Tuesday, March 29, 2022

GERMAN BENEVOLENT CLUB - GERMAN SOCIETY

 

The German Benevolent Club was organized in Logansport in April of 1866. This photo shows the old “German Hall”, which stood at 427 5th Street (Now South 5th St.). Estimated to have been built about 1876, it was the home of all the German societies/clubs in Logansport – and there were a lot of those in the early days of Logansport - just as there were for other immigrant groups. This building was also known as “Graf’s German Hall”. Note: this building, rather the remaining portion of it, would later become part of Amelio’s; doing business as "Amelio’s on The River" as of 2022, using that area as the restaurant/pub’s family dining area.

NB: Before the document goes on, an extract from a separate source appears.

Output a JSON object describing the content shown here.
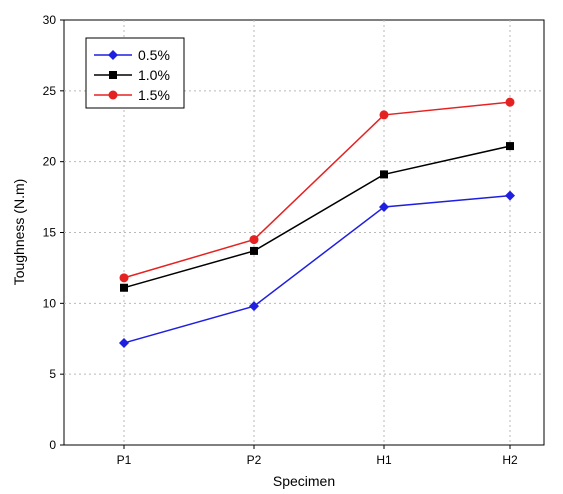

Amelio's By The River - before even more recent improvements to the exterior. The white siding area was original to the German Benevolent Club building.



Another German Society known as the Deutscher Verein met in rooms on the upper floors of the Kreuzberger building, which stood on the southwest corner of Third and E. Market Streets; razed many years ago. This was for German born residents and their descendants and was active for a long time. The Germania Gesang Verein, was a “singing society” which would meet for practice in the upper floors of the Kreuzberger building. Pictured below. The Mike Anderson Dodge, Ram, Chrysler, Jeep dealership occupies this corner as of 2022.



The Stone Building located at the corner of Clinton and Sherman Streets on Logansport’s south side, address 989 Sherman Street, is a reminder of an early German home.



 In the 1990s it was home to a tea house called Rose-Moor Emporium. Now it is a private residence. Made of limestone, the building is 20 by 70 feet, two-story, with a full basement. The walls are two feet thick at the base and narrow up to 18 inches at the top. The original stairs went down from the kitchen to the basement floor, which was originally, and for many, many years - dirt. The builder was Gottfried Gruenoch, a veteran of the Franco-Prussian war, who, like thousands of other Germans, emigrated to America to get away from Bismarck’s military service. He was a stone mason by trade. In the early 1800’s there were as many as 11 of these structures, in a “German settlement”. This settlement was even further outside of Logansport than Shultztown. 


Shultztown—named for Dr. J. B. Shultz—was west of Burlington Ave., A stand of trees stood between Burlington Ave. and Shultztown. That area was bordered by Anthony St. east, Howard St. north, Biddle St. south and by the Railroad to the west.

About 1868-1870 a German newspaper, the Fort Wayne Banner, printed in Fort Wayne was distributed by John A. N. Frentzel, a local editor or “newspaper gatherer”, in Logansport. But it wasn’t a financial success and soon ended.

From 1899 to 1913 or so, John Day (born in Bavaria) published a successful German language newspaper—the Freie Presse to accommodate the increasing German population of the Logansport area.

Those with German background can be thanked for involvement with St. Joseph Catholic Church, St. James Lutheran Church, beer brewing and beer gardens, expert meat butchering and butcher shops, cigar making and many other things, as all worked together to make Logansport, Indiana a great place to live.